EMANUELA ZANASI
Cronaca

Infermiera accusata di omicidio alla Rsa di Formigine: iniezione letale e falsificazione cartelle

Una 49enne accusata di omicidio volontario in una Rsa di Formigine. Indagini su altri possibili decessi sospetti.

Sul caso indagano i carabinieri

Sul caso indagano i carabinieri

Modena, 14 dicembre 2024 – Ci sarebbe almeno un’altra denuncia precedente a carico dell’infermiera 49enne accusata di omicidio volontario nei confronti di una ospite della Rsa privata di Formigine, una donna gravemente malata alla quale – secondo l’accusa – l’infermiera avrebbe iniettato con una siringa vuota dell’aria nelle vene procurandone il decesso.

La professionista aveva infatti prestato servizio negli anni precedenti in altre strutture da dove sarebbe stata allontanata proprio per alcuni comportamenti anomali notati dai colleghi. In particolare si sarebbero accorti che la donna riusciva a contraffare cartelle cliniche alle quali non aveva diritto di accesso. La 49enne, è emerso, si occupava in particolare di pazienti molto gravi, scegliendo preferibilmente turni nel fine settimana, forse per avere meno occhi indiscreti intorno.

E’ stato il personale di una casa di riposo dove la donna aveva lavorato nel 2023 a sorprenderla falsificare prescrizioni farmacologiche entrando nel sistema informatico attraverso le credenziali di un medico, ma ancora prima, hanno ricostruito gli inquirenti, ci sarebbero altri episodi simili in altre due rsa dove la donna aveva lavorato nel 2020 e nel 2021.

L’infermiera sarebbe stata allontanata da tutte queste strutture ma mai interdetta dalla professione, trovando così un altro impiego nella Rsa formiginese.

Ombre sul passato della professionista sulle quali ora i carabinieri, coordinati dalla Procura, stanno cercando di fare luce, soprattutto vogliono accertare se la donna sia responsabile di altri decessi.
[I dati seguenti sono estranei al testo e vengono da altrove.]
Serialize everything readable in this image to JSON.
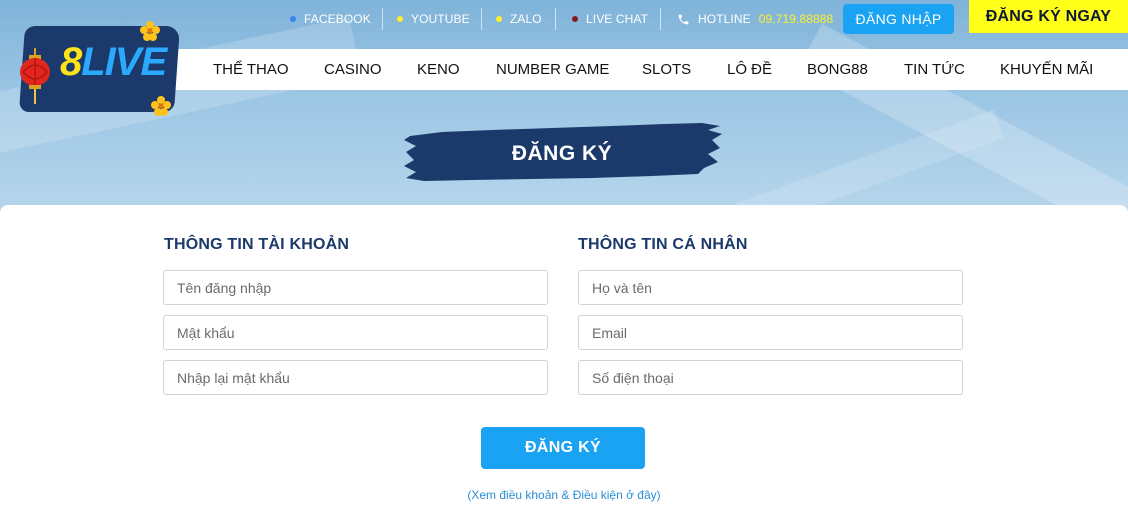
{
  "topbar": {
    "links": [
      {
        "label": "FACEBOOK",
        "dot_color": "#3b82f6"
      },
      {
        "label": "YOUTUBE",
        "dot_color": "#ffef2e"
      },
      {
        "label": "ZALO",
        "dot_color": "#ffef2e"
      },
      {
        "label": "LIVE CHAT",
        "dot_color": "#8b1a1a"
      }
    ],
    "hotline_label": "HOTLINE",
    "hotline_number": "09.719.88888",
    "login_label": "ĐĂNG NHẬP",
    "register_now_label": "ĐĂNG KÝ NGAY"
  },
  "logo": {
    "eight": "8",
    "live": "LIVE"
  },
  "nav": {
    "items": [
      "THỂ THAO",
      "CASINO",
      "KENO",
      "NUMBER GAME",
      "SLOTS",
      "LÔ ĐỀ",
      "BONG88",
      "TIN TỨC",
      "KHUYẾN MÃI"
    ]
  },
  "hero": {
    "title": "ĐĂNG KÝ"
  },
  "form": {
    "account_heading": "THÔNG TIN TÀI KHOẢN",
    "personal_heading": "THÔNG TIN CÁ NHÂN",
    "username_placeholder": "Tên đăng nhập",
    "password_placeholder": "Mật khẩu",
    "confirm_password_placeholder": "Nhập lại mật khẩu",
    "fullname_placeholder": "Họ và tên",
    "email_placeholder": "Email",
    "phone_placeholder": "Số điện thoại",
    "submit_label": "ĐĂNG KÝ",
    "terms_link": "(Xem điều khoản & Điều kiện ở đây)"
  },
  "colors": {
    "brand_navy": "#1b3a6b",
    "accent_blue": "#1aa3f2",
    "accent_yellow": "#ffff1a"
  }
}
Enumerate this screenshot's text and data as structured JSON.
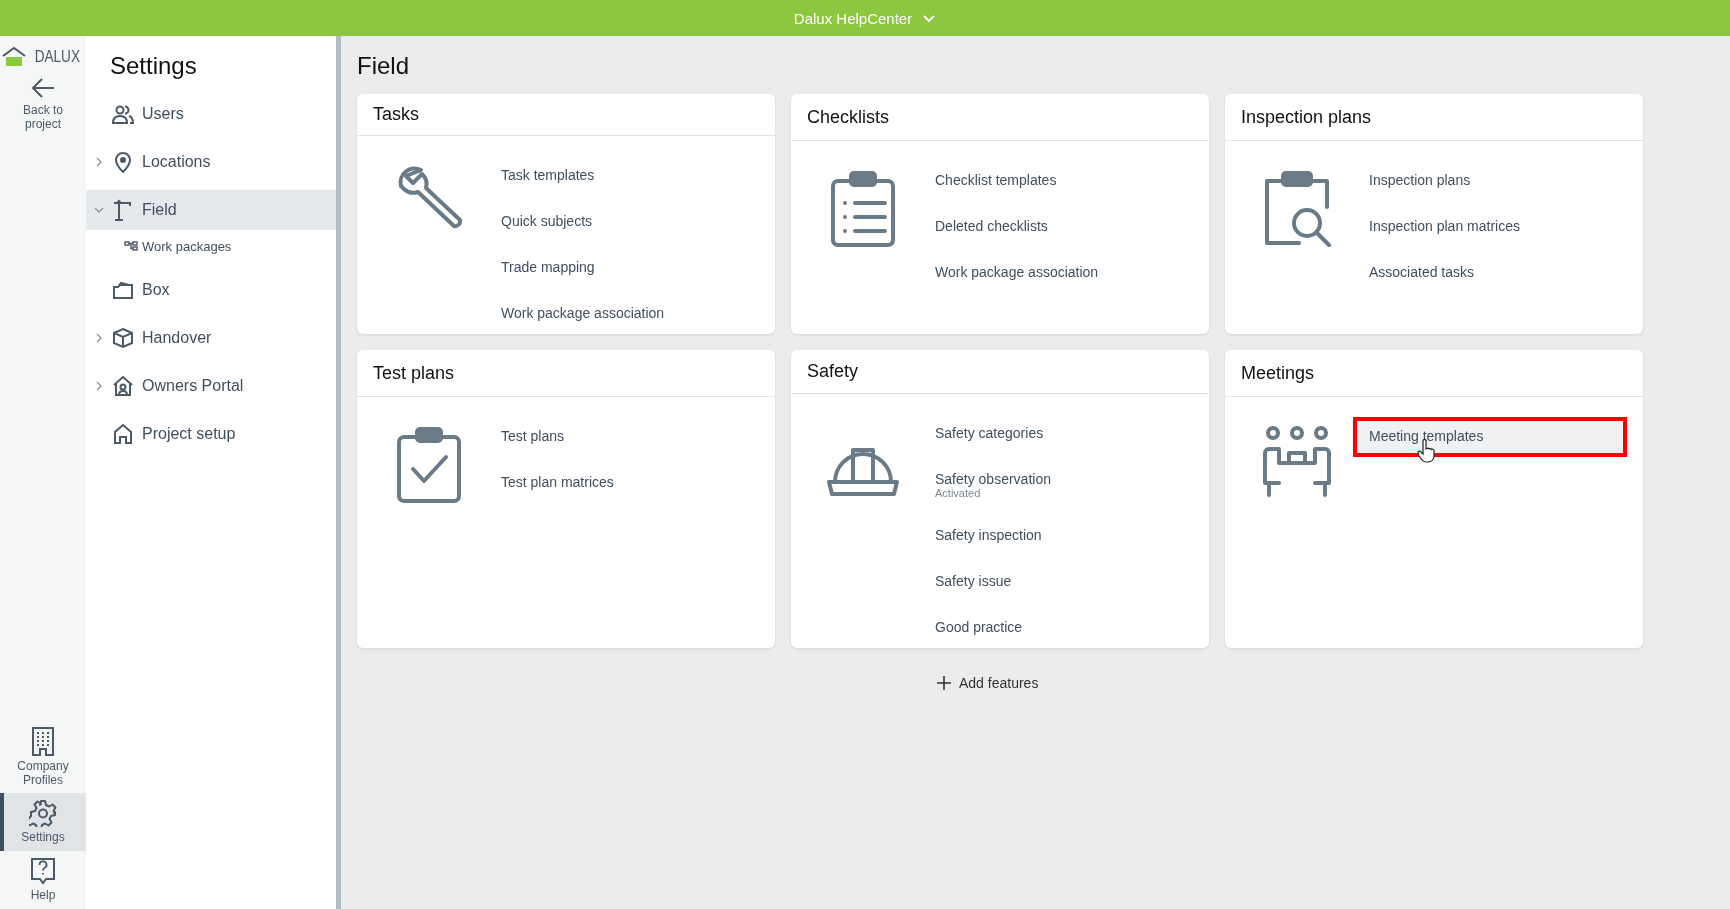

Il quadro accusatorio per ora ha però un punto fermo: il grave episodio avvenuto nella struttura di Formigine il 31 maggio di quest’anno quando, secondo gli inquirenti, l’infermiera avrebbe iniettato aria nel catetere venoso di una paziente di 62 anni affetta da sla, allo stadio terminale della malattia, in regime di sedazione profonda provocandone il decesso.

Anche in questo caso la segnalazione è partita dal personale sanitario, testimone oculare del gesto della collega ma questa volta ha fatto scattare l’indagine della Procura e la successiva misura interdittiva dalla professione per 8 mesi.

La donna è accusata di omicidio volontario, aggravato dall’essere stato commesso con mezzo insidioso con premeditazione e a danno di una persona ricoverata. Le indagini però non sono ancora chiuse, per questo la 49enne, seguita dall’avvocato di fiducia Samantha Amodio, ha scelto di avvalersi della facoltà di non rispondere durante l’interrogatorio di garanzia di sabato scorso davanti al gip Carolina Clò. "Non ho ancora avuto contezza integrale delle risultanze investigative – ha spiegato il legale – attendo di avere il quadro più completo affinché la mia assistita possa fornire alla Procura il suo contributo nella ricostruzione dei fatti; fatti che intende sicuramente spiegare per difendersi da questa accusa molto grave".